All hair has its own specific density (the number of strands per follicle), porosity, and texture, mostly due to genetics. Hair is a fiber, akin to silk or cotton. Any designer or dressmaker will confirm that the techniques used to manipulate these materials vary greatly. If you try to treat these materials the same way, you’ll most likely damage some of the fabric and get a disastrous outcome. Hairstyling is no different. You must understand the texture to bring out the glory of the fiber itself.
Looking at hair as a fiber with different textures has expanded the world of hairstyling and hair education and led to an increased awareness of the need for more skill development, new protocols, and updated language about hair. It’s not about Black hair and white hair; it’s straight, kinky, and everything in between. The craft of styling hair is not about race; it’s a matter of texture, technique, and experience — all of which start with education.
The Hair Educators
When it comes to a universal approach to hairstyling, many hair educators are taking marked steps to address the needs of the ever-evolving marketplace. Cosmetology programs across the country, whether larger institutions or local beauty schools, have started to address the need for more education with highly textured hair.

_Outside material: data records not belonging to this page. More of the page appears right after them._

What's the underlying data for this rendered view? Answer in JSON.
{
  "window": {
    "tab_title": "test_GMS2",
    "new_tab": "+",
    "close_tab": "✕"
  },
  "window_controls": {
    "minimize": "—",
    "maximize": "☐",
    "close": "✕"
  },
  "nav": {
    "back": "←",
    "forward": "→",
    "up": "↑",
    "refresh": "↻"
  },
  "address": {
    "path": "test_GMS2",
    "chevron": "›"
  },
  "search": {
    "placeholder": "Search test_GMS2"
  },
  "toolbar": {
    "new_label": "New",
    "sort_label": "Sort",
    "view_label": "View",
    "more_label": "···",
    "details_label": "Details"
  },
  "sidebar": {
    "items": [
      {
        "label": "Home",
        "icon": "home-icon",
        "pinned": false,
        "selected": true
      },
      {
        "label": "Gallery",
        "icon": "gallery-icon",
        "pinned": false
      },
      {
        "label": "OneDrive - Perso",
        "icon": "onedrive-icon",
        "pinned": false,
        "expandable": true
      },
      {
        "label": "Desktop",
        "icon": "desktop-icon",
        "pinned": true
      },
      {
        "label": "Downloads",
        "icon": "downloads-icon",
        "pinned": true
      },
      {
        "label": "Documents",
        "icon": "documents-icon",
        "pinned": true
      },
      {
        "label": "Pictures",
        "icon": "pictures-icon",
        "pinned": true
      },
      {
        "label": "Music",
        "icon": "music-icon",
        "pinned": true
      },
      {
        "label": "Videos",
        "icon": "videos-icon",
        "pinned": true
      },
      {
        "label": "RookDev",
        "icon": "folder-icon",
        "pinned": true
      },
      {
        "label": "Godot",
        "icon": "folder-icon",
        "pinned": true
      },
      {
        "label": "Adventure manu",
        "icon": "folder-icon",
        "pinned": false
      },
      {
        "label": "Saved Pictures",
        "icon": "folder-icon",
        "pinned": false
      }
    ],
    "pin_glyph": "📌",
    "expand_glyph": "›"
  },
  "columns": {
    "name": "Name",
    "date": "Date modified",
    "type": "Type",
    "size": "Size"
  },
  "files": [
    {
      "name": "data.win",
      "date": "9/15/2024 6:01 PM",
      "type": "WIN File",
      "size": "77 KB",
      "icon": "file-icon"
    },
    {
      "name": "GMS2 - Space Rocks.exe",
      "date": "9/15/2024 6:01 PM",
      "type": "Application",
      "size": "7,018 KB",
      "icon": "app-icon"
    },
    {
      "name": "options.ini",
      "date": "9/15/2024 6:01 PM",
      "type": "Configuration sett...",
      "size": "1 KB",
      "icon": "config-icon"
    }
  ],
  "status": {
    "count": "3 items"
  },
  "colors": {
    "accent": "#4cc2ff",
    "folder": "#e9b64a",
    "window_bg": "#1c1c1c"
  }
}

A spokesperson for Aveda Institutes says the company always featured texture as part of its curriculum where stylists had some level of experience with multiple types. But in 2012, the company designed a more formal curriculum around textured hair, with a goal to eventually take a more holistic approach to highly textured hair. In 2019, the Aveda Global Artistic Team for Texture, a five-person group comprised of Aveda network stylists, led by Renee Gadar, global artistic director, texture, for Aveda, was created to update the company’s current texture curriculum. In the summer of 2020, Aveda released its expanded, comprehensive texture-education program to Aveda Institutes, partner salons, and Aveda stores. It includes robust training for cut, style, color, care, and, importantly, culture for textured manes and the clients who possess them.